“I know what I want to do with the money,” 10-year-old Chloe Fruth told her mom, Staci.
They were in the pickup truck, on the way to a barrel racing competition. The money she was referring to was a gift from a family that had held a fundraiser a few years earlier to help cover Chloe’s cancer treatment. When the Fruths received word of the gift, they wanted it to go to a child whose family didn’t have the means to pay for medical care. But the funds had already been designated to Chloe. So Staci and husband Pat tucked the money away, promising Chloe she could decide what to do with it when she was a little older.
Chloe was first diagnosed with leukemia at age 4. At the time, a prize from her favorite nurse at Children’s Hospital of Minnesota, Lori Ellingson, would have a lasting impact. Nurse Lori promised Chloe a trophy when she completed an extraordinarily painful part of her treatment plan. She’d seen lots of kids battle the horrific disease but was struck by Chloe’s determination and sense of humor through it all. And her love of horses. There was lots of talk of horses during Chloe’s two and a half years of intense chemotherapy and hospital stays. Chloe had received her first horse at age 3—the year before she was diagnosed with cancer. She won her first barrel race at age 5—even while going through treatment.
The trophy from Nurse Lori—a seemingly small token of support—gave a little girl something to look forward to. It gave her hope.

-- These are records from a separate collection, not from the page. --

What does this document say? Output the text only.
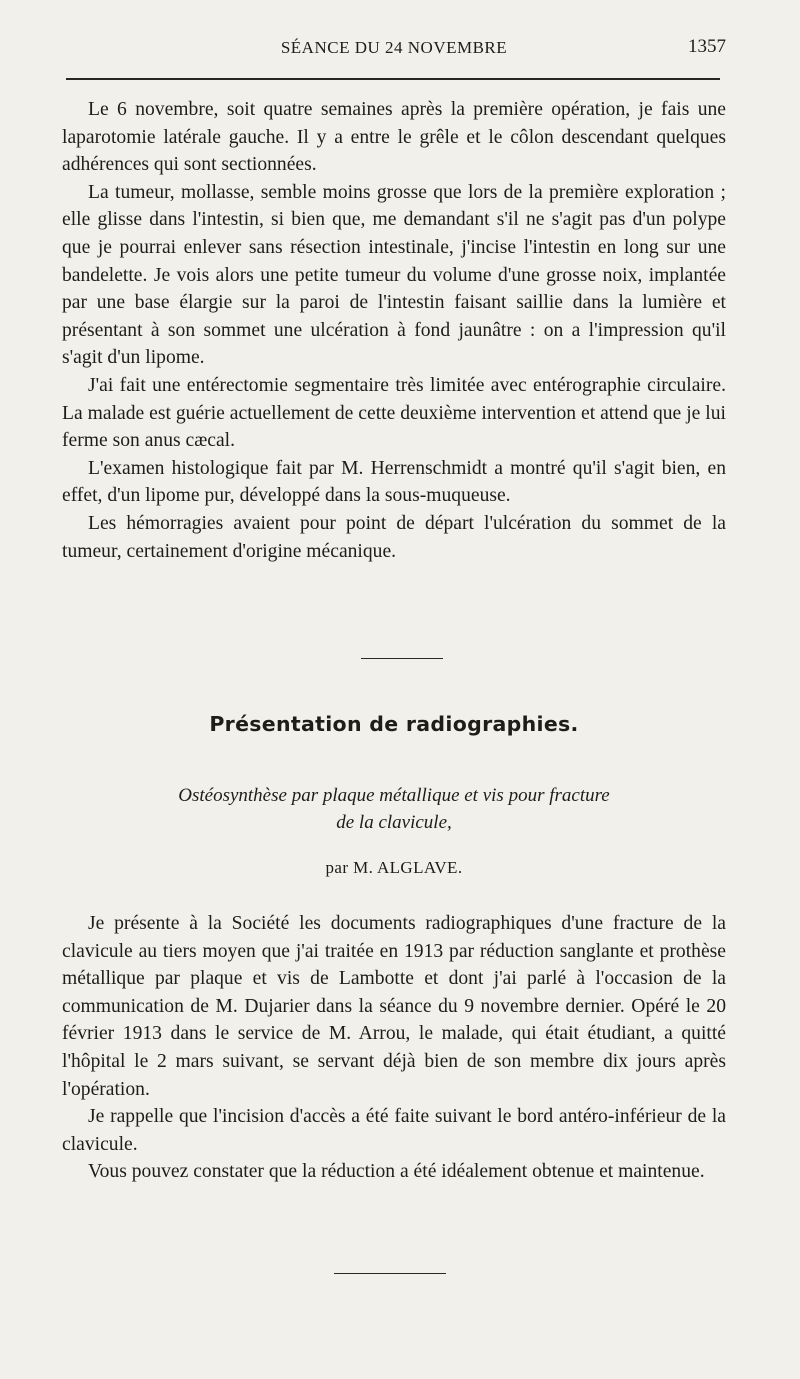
SÉANCE DU 24 NOVEMBRE	1357

Le 6 novembre, soit quatre semaines après la première opération, je fais une laparotomie latérale gauche. Il y a entre le grêle et le côlon descendant quelques adhérences qui sont sectionnées.

La tumeur, mollasse, semble moins grosse que lors de la première exploration ; elle glisse dans l'intestin, si bien que, me demandant s'il ne s'agit pas d'un polype que je pourrai enlever sans résection intestinale, j'incise l'intestin en long sur une bandelette. Je vois alors une petite tumeur du volume d'une grosse noix, implantée par une base élargie sur la paroi de l'intestin faisant saillie dans la lumière et présentant à son sommet une ulcération à fond jaunâtre : on a l'impression qu'il s'agit d'un lipome.

J'ai fait une entérectomie segmentaire très limitée avec entérographie circulaire. La malade est guérie actuellement de cette deuxième intervention et attend que je lui ferme son anus cæcal.

L'examen histologique fait par M. Herrenschmidt a montré qu'il s'agit bien, en effet, d'un lipome pur, développé dans la sous-muqueuse.

Les hémorragies avaient pour point de départ l'ulcération du sommet de la tumeur, certainement d'origine mécanique.

Présentation de radiographies.
Ostéosynthèse par plaque métallique et vis pour fracture
de la clavicule,
par M. ALGLAVE.

Je présente à la Société les documents radiographiques d'une fracture de la clavicule au tiers moyen que j'ai traitée en 1913 par réduction sanglante et prothèse métallique par plaque et vis de Lambotte et dont j'ai parlé à l'occasion de la communication de M. Dujarier dans la séance du 9 novembre dernier. Opéré le 20 février 1913 dans le service de M. Arrou, le malade, qui était étudiant, a quitté l'hôpital le 2 mars suivant, se servant déjà bien de son membre dix jours après l'opération.

Je rappelle que l'incision d'accès a été faite suivant le bord antéro-inférieur de la clavicule.

Vous pouvez constater que la réduction a été idéalement obtenue et maintenue.
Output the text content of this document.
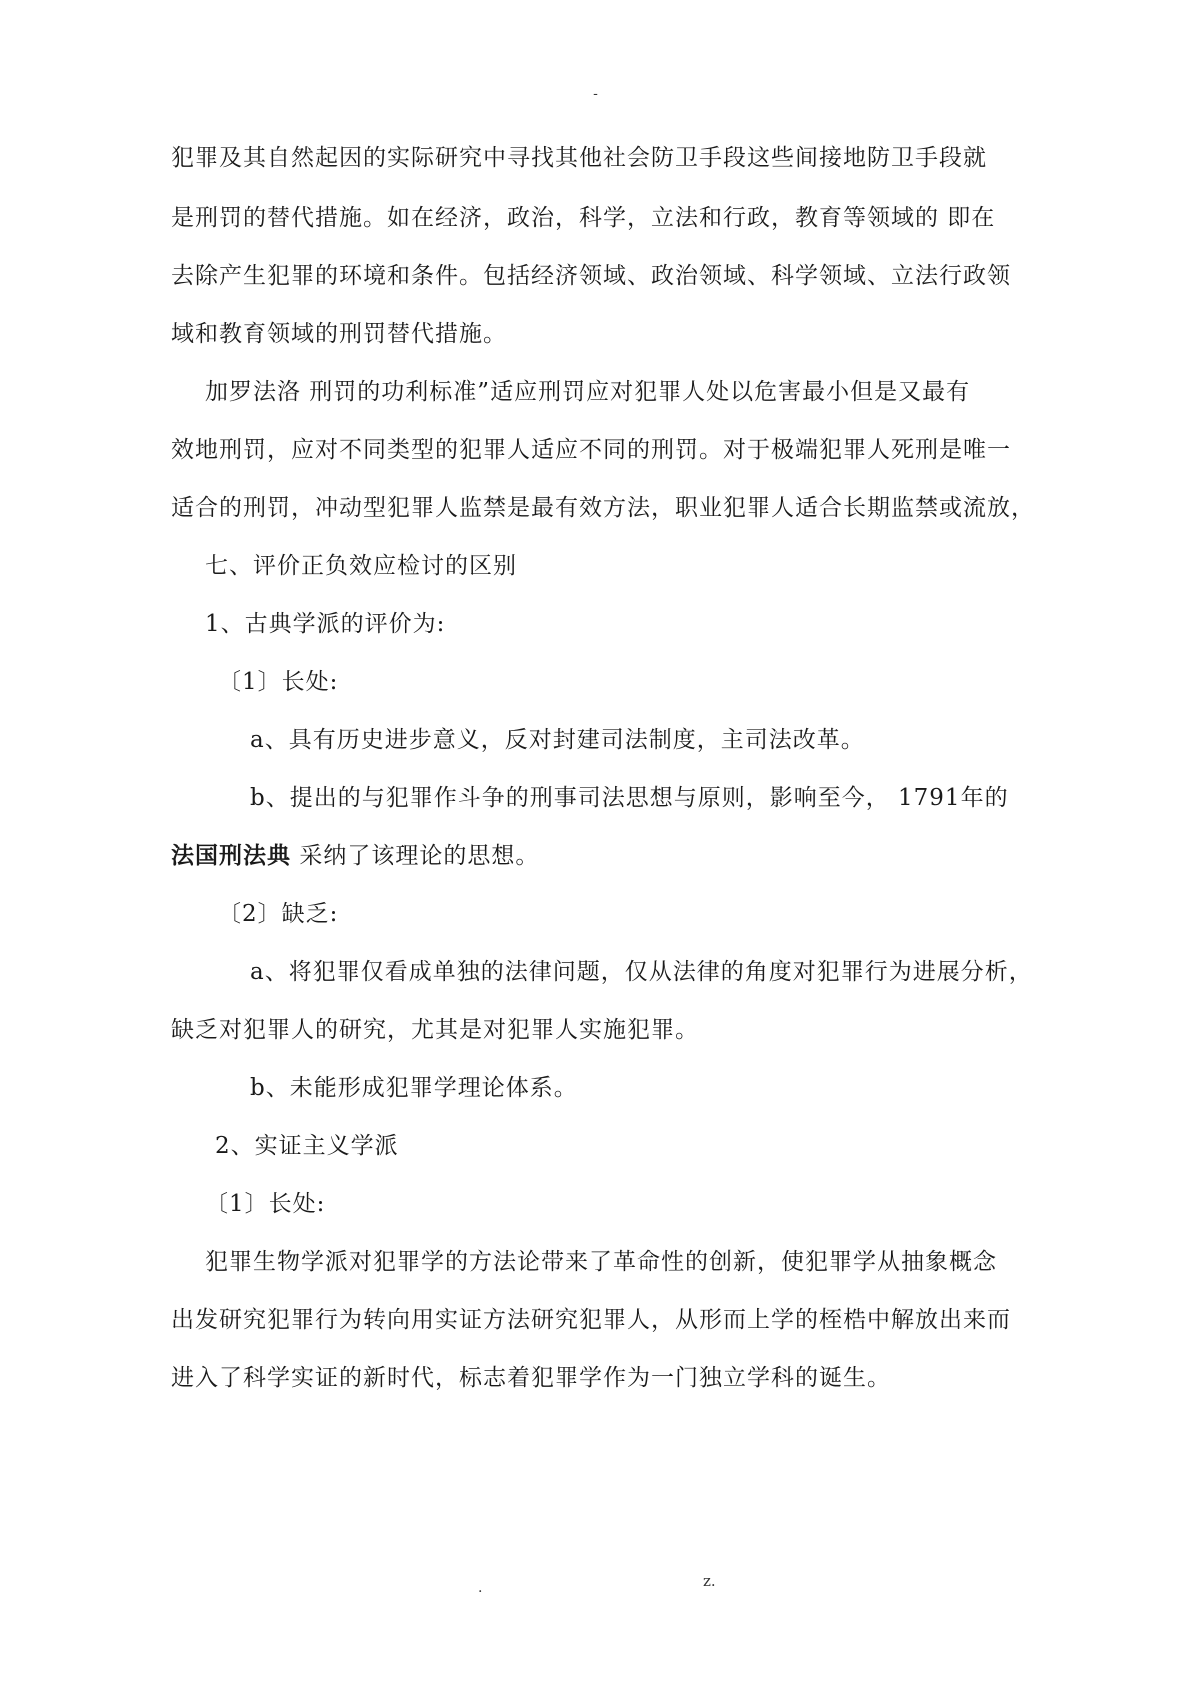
-
犯罪及其自然起因的实际研究中寻找其他社会防卫手段这些间接地防卫手段就
是刑罚的替代措施。如在经济，政治，科学，立法和行政，教育等领域的 即在
去除产生犯罪的环境和条件。包括经济领域、政治领域、科学领域、立法行政领
域和教育领域的刑罚替代措施。
加罗法洛 刑罚的功利标准”适应刑罚应对犯罪人处以危害最小但是又最有
效地刑罚，应对不同类型的犯罪人适应不同的刑罚。对于极端犯罪人死刑是唯一
适合的刑罚，冲动型犯罪人监禁是最有效方法，职业犯罪人适合长期监禁或流放，
七、评价正负效应检讨的区别
1、古典学派的评价为:
〔1〕长处:
a、具有历史进步意义，反对封建司法制度，主司法改革。
b、提出的与犯罪作斗争的刑事司法思想与原则，影响至今， 1791年的
法国刑法典 采纳了该理论的思想。
〔2〕缺乏:
a、将犯罪仅看成单独的法律问题，仅从法律的角度对犯罪行为进展分析，
缺乏对犯罪人的研究，尤其是对犯罪人实施犯罪。
b、未能形成犯罪学理论体系。
2、实证主义学派
〔1〕长处:
犯罪生物学派对犯罪学的方法论带来了革命性的创新，使犯罪学从抽象概念
出发研究犯罪行为转向用实证方法研究犯罪人，从形而上学的桎梏中解放出来而
进入了科学实证的新时代，标志着犯罪学作为一门独立学科的诞生。
.	z.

When she was 7, cancer returned in Chloe’s central nervous system (her spine and brain). Her treatment this time was a bone marrow transplant at the University of Minnesota. That was when the Winkelman family in St. Cloud, Minnesota held a fundraising barrel race in Chloe’s honor, raising the money for treatment.
Chloe bravely endured the intensive therapy and went on to become the world barrel racing champion at age 10. Her special gift was connecting with horses. She was on her way to compete when the idea for Chloe’s Courage Fund emerged. “I want to give kids going through chemo courage trophies, like the one Lori gave me,” Chloe told her mom in the truck that day. Staci wholeheartedly agreed. They took the money in Chloe’s gifted savings account and purchased trophies to present to kids battling cancer at Children’s Hospital in Minneapolis.
Chloe’s desire to give back continued to grow.
She blossomed into a compassionate young woman who, when she wasn’t spending time with her beloved horses, raised funds and awareness for childhood cancer. She excelled in school, planned on pursuing a medical career, and earned a 4.22 grade point average. And then, when she was a high school sophomore, the cancer came back in the form of a brain tumor. Chloe bounced back quickly from brain surgery and endured several rounds of chemotherapy and radiation over the next six weeks. But this time the treatment didn’t work. When the doctor told Chloe that 999 out of a thousand people with her same diagnosis lose their battle, she quickly replied, “I can be the one!”
While the Fruths remained optimistic, it soon became apparent Chloe was dying. They decided to spend every last moment enjoying life together. They planned a trip for the entire family—Chloe, brother Bridger, mom and dad—something that was rare. Chloe and Staci usually did most of the traveling just the two of them, heading to Texas often for barrel racing competitions. But in the Bahamas, Chloe spent carefree time with her whole family—enjoying water slides and swimming with dolphins and sea lions.
When they returned home, Chloe had one dying wish for her family: Continue awarding trophies to kids fighting cancer.
In 2012, at age 16, Chloe passed away peacefully with loved ones by her side. Soon after, Staci and Pat officially launched Chloe’s Courage Fund. With the support of a devoted board of directors and newly appointed executive director, Chloe’s Courage Fund continues to carry on their beloved daughter’s vision to make the lives of kids battling life-threatening illness—and their families—a little better.